First, the claimants argued that time for service had been extended by agreement until 8 June 2023. At [125]-[133] the judge concluded that there was no such agreement. He therefore concluded at [134] that the claimants had failed to comply with CPR 7.5, and refused to grant the declaration sought by the claimants to the effect that the claim form had been validly served.
Secondly, at [135]-[143] the judge refused to grant the claimants relief from sanctions. The judge made it clear that the relevant jurisdiction was CPR 7.6 and that CPR 3.9 and CPR 3.10 “cannot be used to evade the jurisdictional limits of CPR 7.6”: see [139]. The judge noted that it had not been and could not be suggested that the claimants had taken all reasonable steps to comply with CPR 7.5: see [140]. Thus at [144] he refused the claimants relief from sanctions. They were not entitled to an extension of time.
Just pausing there, although it was not an issue in this appeal, it is appropriate to confirm the correctness of the judge’s approach to this issue. If a claim form has not been served in time, as the judge said, the only remedy for a claimant is to seek an extension of time pursuant to r.7.6. The relief from sanctions regime under r.3.9 and r.3.10 is irrelevant: see Barton v Wright Hassall LLP [2018] UKSC 12, [2018] 1 WLR 1119 at [8]; R (Good Law Project Limited) v Secretary of State for Health and Social Care [2022] EWCA Civ 355, [2022] 1 WLR 233, at [83]; and Robertson at [36] – [52].

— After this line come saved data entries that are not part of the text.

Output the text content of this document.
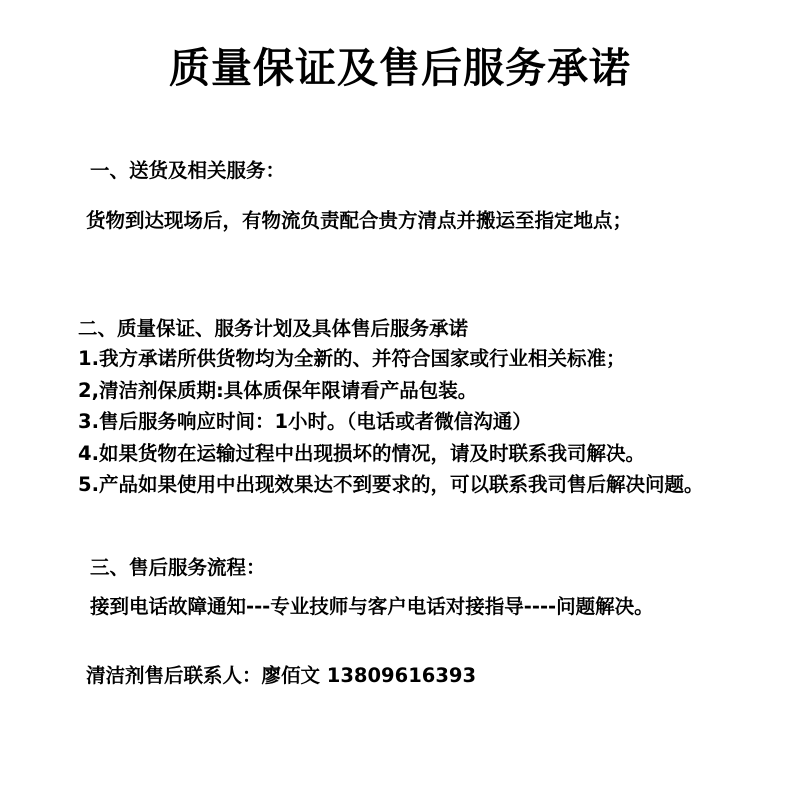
质量保证及售后服务承诺
一、送货及相关服务：
货物到达现场后，有物流负责配合贵方清点并搬运至指定地点；
二、质量保证、服务计划及具体售后服务承诺
1.我方承诺所供货物均为全新的、并符合国家或行业相关标准；
2,清洁剂保质期:具体质保年限请看产品包装。
3.售后服务响应时间：1小时。（电话或者微信沟通）
4.如果货物在运输过程中出现损坏的情况，请及时联系我司解决。
5.产品如果使用中出现效果达不到要求的，可以联系我司售后解决问题。
三、售后服务流程：
接到电话故障通知---专业技师与客户电话对接指导----问题解决。
清洁剂售后联系人：廖佰文 13809616393
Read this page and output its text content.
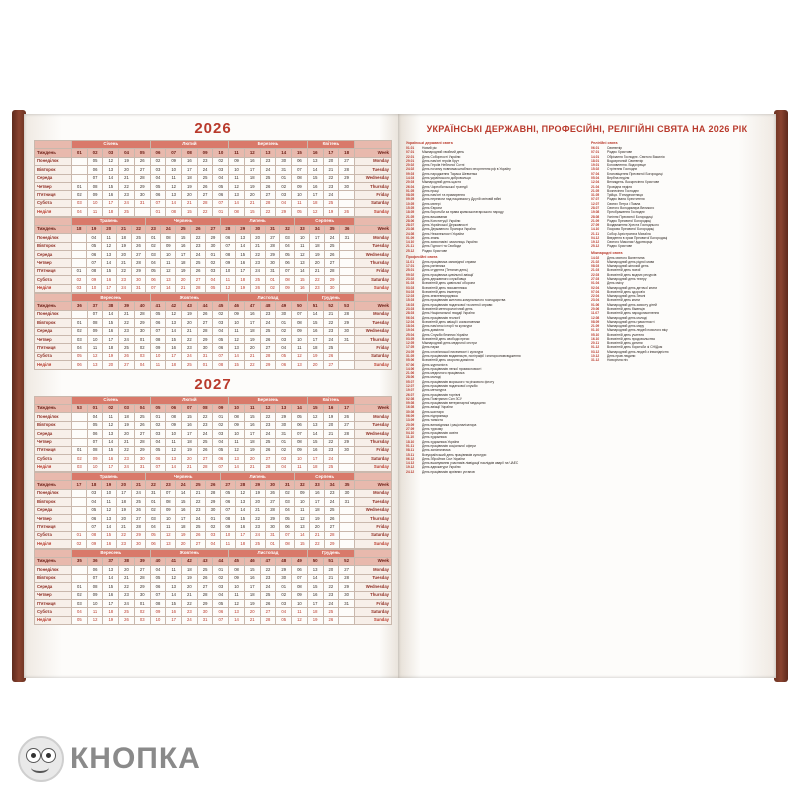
2026
	Січень					Лютий					Березень					Квітень			
Тиждень	01	02	03	04	05	06	07	08	09	10	11	12	13	14	15	16	17	18	Week
Понеділок		05	12	19	26	02	09	16	23	02	09	16	23	30	06	13	20	27	Monday
Вівторок		06	13	20	27	03	10	17	24	03	10	17	24	31	07	14	21	28	Tuesday
Середа		07	14	21	28	04	11	18	25	04	11	18	25	01	08	15	22	29	Wednesday
Четвер	01	08	15	22	29	05	12	19	26	05	12	19	26	02	09	16	23	30	Thursday
П'ятниця	02	09	16	23	30	06	13	20	27	06	13	20	27	03	10	17	24		Friday
Субота	03	10	17	24	31	07	14	21	28	07	14	21	28	04	11	18	25		Saturday
Неділя	04	11	18	25		01	08	15	22	01	08	15	22	29	05	12	19	26	Sunday
	Травень					Червень					Липень					Серпень				
Тиждень	18	19	20	21	22	23	24	25	26	27	28	29	30	31	32	33	34	35	36	Week
Понеділок		04	11	18	25	01	08	15	22	29	06	13	20	27	03	10	17	24	31	Monday
Вівторок		05	12	19	26	02	09	16	23	30	07	14	21	28	04	11	18	25		Tuesday
Середа		06	13	20	27	03	10	17	24	01	08	15	22	29	05	12	19	26		Wednesday
Четвер		07	14	21	28	04	11	18	25	02	09	16	23	30	06	13	20	27		Thursday
П'ятниця	01	08	15	22	29	05	12	19	26	03	10	17	24	31	07	14	21	28		Friday
Субота	02	09	16	23	30	06	13	20	27	04	11	18	25	01	08	15	22	29		Saturday
Неділя	03	10	17	24	31	07	14	21	28	05	12	19	26	02	09	16	23	30		Sunday
	Вересень					Жовтень					Листопад					Грудень			
Тиждень	36	37	38	39	40	41	42	43	44	45	46	47	48	49	50	51	52	53	Week
Понеділок		07	14	21	28	05	12	19	26	02	09	16	23	30	07	14	21	28	Monday
Вівторок	01	08	15	22	29	06	13	20	27	03	10	17	24	01	08	15	22	29	Tuesday
Середа	02	09	16	23	30	07	14	21	28	04	11	18	25	02	09	16	23	30	Wednesday
Четвер	03	10	17	24	01	08	15	22	29	05	12	19	26	03	10	17	24	31	Thursday
П'ятниця	04	11	18	25	02	09	16	23	30	06	13	20	27	04	11	18	25		Friday
Субота	05	12	19	26	03	10	17	24	31	07	14	21	28	05	12	19	26		Saturday
Неділя	06	13	20	27	04	11	18	25	01	08	15	22	29	06	13	20	27		Sunday
2027
	Січень					Лютий					Березень					Квітень			
Тиждень	53	01	02	03	04	05	06	07	08	09	10	11	12	13	14	15	16	17	Week
Понеділок		04	11	18	25	01	08	15	22	01	08	15	22	29	05	12	19	26	Monday
Вівторок		05	12	19	26	02	09	16	23	02	09	16	23	30	06	13	20	27	Tuesday
Середа		06	13	20	27	03	10	17	24	03	10	17	24	31	07	14	21	28	Wednesday
Четвер		07	14	21	28	04	11	18	25	04	11	18	25	01	08	15	22	29	Thursday
П'ятниця	01	08	15	22	29	05	12	19	26	05	12	19	26	02	09	16	23	30	Friday
Субота	02	09	16	23	30	06	13	20	27	06	13	20	27	03	10	17	24		Saturday
Неділя	03	10	17	24	31	07	14	21	28	07	14	21	28	04	11	18	25		Sunday
	Травень					Червень					Липень					Серпень				
Тиждень	17	18	19	20	21	22	23	24	25	26	27	28	29	30	31	32	33	34	35	Week
Понеділок		03	10	17	24	31	07	14	21	28	05	12	19	26	02	09	16	23	30	Monday
Вівторок		04	11	18	25	01	08	15	22	29	06	13	20	27	03	10	17	24	31	Tuesday
Середа		05	12	19	26	02	09	16	23	30	07	14	21	28	04	11	18	25		Wednesday
Четвер		06	13	20	27	03	10	17	24	01	08	15	22	29	05	12	19	26		Thursday
П'ятниця		07	14	21	28	04	11	18	25	02	09	16	23	30	06	13	20	27		Friday
Субота	01	08	15	22	29	05	12	19	26	03	10	17	24	31	07	14	21	28		Saturday
Неділя	02	09	16	23	30	06	13	20	27	04	11	18	25	01	08	15	22	29		Sunday
	Вересень					Жовтень					Листопад					Грудень			
Тиждень	35	36	37	38	39	40	41	42	43	44	45	46	47	48	49	50	51	52	Week
Понеділок		06	13	20	27	04	11	18	25	01	08	15	22	29	06	13	20	27	Monday
Вівторок		07	14	21	28	05	12	19	26	02	09	16	23	30	07	14	21	28	Tuesday
Середа	01	08	15	22	29	06	13	20	27	03	10	17	24	01	08	15	22	29	Wednesday
Четвер	02	09	16	23	30	07	14	21	28	04	11	18	25	02	09	16	23	30	Thursday
П'ятниця	03	10	17	24	01	08	15	22	29	05	12	19	26	03	10	17	24	31	Friday
Субота	04	11	18	25	02	09	16	23	30	06	13	20	27	04	11	18	25		Saturday
Неділя	05	12	19	26	03	10	17	24	31	07	14	21	28	05	12	19	26		Sunday
УКРАЇНСЬКІ ДЕРЖАВНІ, ПРОФЕСІЙНІ, РЕЛІГІЙНІ СВЯТА НА 2026 РІК
Українські державні свята
01.01	Новий рік
07.01	Міжнародний хвойний день
22.01	День Соборності України
29.01	День пам'яті героїв Крут
20.02	День Героїв Небесної Сотні
24.02	День початку повномасштабного вторгнення рф в Україну
09.03	День народження Тараса Шевченка
14.03	День українського добровольця
20.03	Міжнародний день щастя
26.04	День Чорнобильської трагедії
01.05	День праці
08.05	День пам'яті та примирення
09.05	День перемоги над нацизмом у Другій світовій війні
10.05	День матері
15.05	День Європи
18.05	День боротьби за права кримськотатарського народу
21.05	День вишиванки
28.06	День Конституції України
28.07	День Української Державності
23.08	День Державного Прапора України
24.08	День Незалежності України
01.09	День знань
14.10	День захисників і захисниць України
21.11	День Гідності та Свободи
25.12	Різдво Христове
Професійні свята
11.01	День працівника заповідної справи
17.01	День рятівника
25.01	День студента (Тетянин день)
09.02	День працівника цивільної авіації
23.02	День державного службовця
01.03	Всесвітній день цивільної оборони
03.03	Всесвітній день письменника
04.03	Всесвітній день інженера
12.03	День землевпорядника
15.03	День працівників житлово-комунального господарства
16.03	День працівників податкової та митної справи
23.03	Всесвітній метеорологічний день
28.03	День Національної гвардії України
06.04	День працівників геології
12.04	Всесвітній день авіації і космонавтики
18.04	День пам'яток історії та культури
19.04	День довкілля
25.04	День Служби безпеки України
03.05	Всесвітній день свободи преси
12.05	Міжнародний день медичної сестри
17.05	День науки
24.05	День слов'янської писемності і культури
31.05	День працівників видавництв, поліграфії і книгорозповсюдження
05.06	Всесвітній день охорони довкілля
07.06	День журналіста
14.06	День працівників легкої промисловості
21.06	День медичного працівника
28.06	День молоді
05.07	День працівників морського та річкового флоту
12.07	День працівників податкової служби
19.07	День металурга
26.07	День працівників торгівлі
02.08	День Повітряних Сил ЗСУ
09.08	День працівників ветеринарної медицини
16.08	День авіації України
30.08	День шахтаря
06.09	День підприємця
13.09	День танкіста
20.09	День винахідника і раціоналізатора
27.09	День туризму
04.10	День працівників освіти
11.10	День художника
18.10	День художника України
01.11	День працівників соціальної сфери
08.11	День залізничника
15.11	Всеукраїнський день працівників культури
06.12	День Збройних Сил України
14.12	День вшанування учасників ліквідації наслідків аварії на ЧАЕС
19.12	День адвокатури України
24.12	День працівників архівних установ
Релігійні свята
06.01	Святвечір
07.01	Різдво Христове
14.01	Обрізання Господнє. Святого Василія
18.01	Водохресний Святвечір
19.01	Богоявлення. Водохреще
15.02	Стрітення Господнє
07.04	Благовіщення Пресвятої Богородиці
05.04	Вербна неділя
12.04	Великдень. Воскресіння Христове
21.04	Провідна неділя
21.05	Вознесіння Господнє
31.05	Трійця. П'ятидесятниця
07.07	Різдво Івана Хрестителя
12.07	Святих Петра і Павла
28.07	Святого Володимира Великого
19.08	Преображення Господнє
28.08	Успіння Пресвятої Богородиці
21.09	Різдво Пресвятої Богородиці
27.09	Воздвиження Хреста Господнього
14.10	Покрова Пресвятої Богородиці
21.11	Собор Архістратига Михаїла
04.12	Введення в храм Пресвятої Богородиці
19.12	Святого Миколая Чудотворця
25.12	Різдво Христове
Міжнародні свята
14.02	День святого Валентина
21.02	Міжнародний день рідної мови
08.03	Міжнародний жіночий день
21.03	Всесвітній день поезії
22.03	Всесвітній день водних ресурсів
27.03	Міжнародний день театру
01.04	День сміху
02.04	Міжнародний день дитячої книги
07.04	Всесвітній день здоров'я
22.04	Міжнародний день Землі
23.04	Всесвітній день книги
01.06	Міжнародний день захисту дітей
20.06	Всесвітній день біженців
11.07	Всесвітній день народонаселення
12.08	Міжнародний день молоді
08.09	Міжнародний день грамотності
21.09	Міжнародний день миру
01.10	Міжнародний день людей похилого віку
05.10	Всесвітній день учителя
16.10	Всесвітній день продовольства
20.11	Всесвітній день дитини
01.12	Всесвітній день боротьби зі СНІДом
03.12	Міжнародний день людей з інвалідністю
10.12	День прав людини
31.12	Новорічна ніч
КНОПКА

Thirdly, the claimants had a further argument to the effect that, even though service of the claim form had been out of time, it had taken place later in April 2023 and, because of what they said were subsequent omissions by Bellway, the proceedings against them should be permitted to continue. This was, they said, the result of Bellway’s failure to file an Acknowledgment of Service (“AoS”) and/or their failure to make a CPR Part 11 application challenging the court’s jurisdiction. The judge concluded as a matter of law that that submission was correct: see [158]. He said that Bellway were obliged to do both. Although he said that Bellway could apply to serve an AoS and/or make an application under Part 11 out of time, in his second judgment ([2025] EWHC 772 (KB)), dated 13 January 2025, he declined both applications. Of course, if he had been wrong to accede to the claimants’ submissions as to Bellway’s obligation to file an AoS and/or make a separate r.11 application, the second judgment was otiose.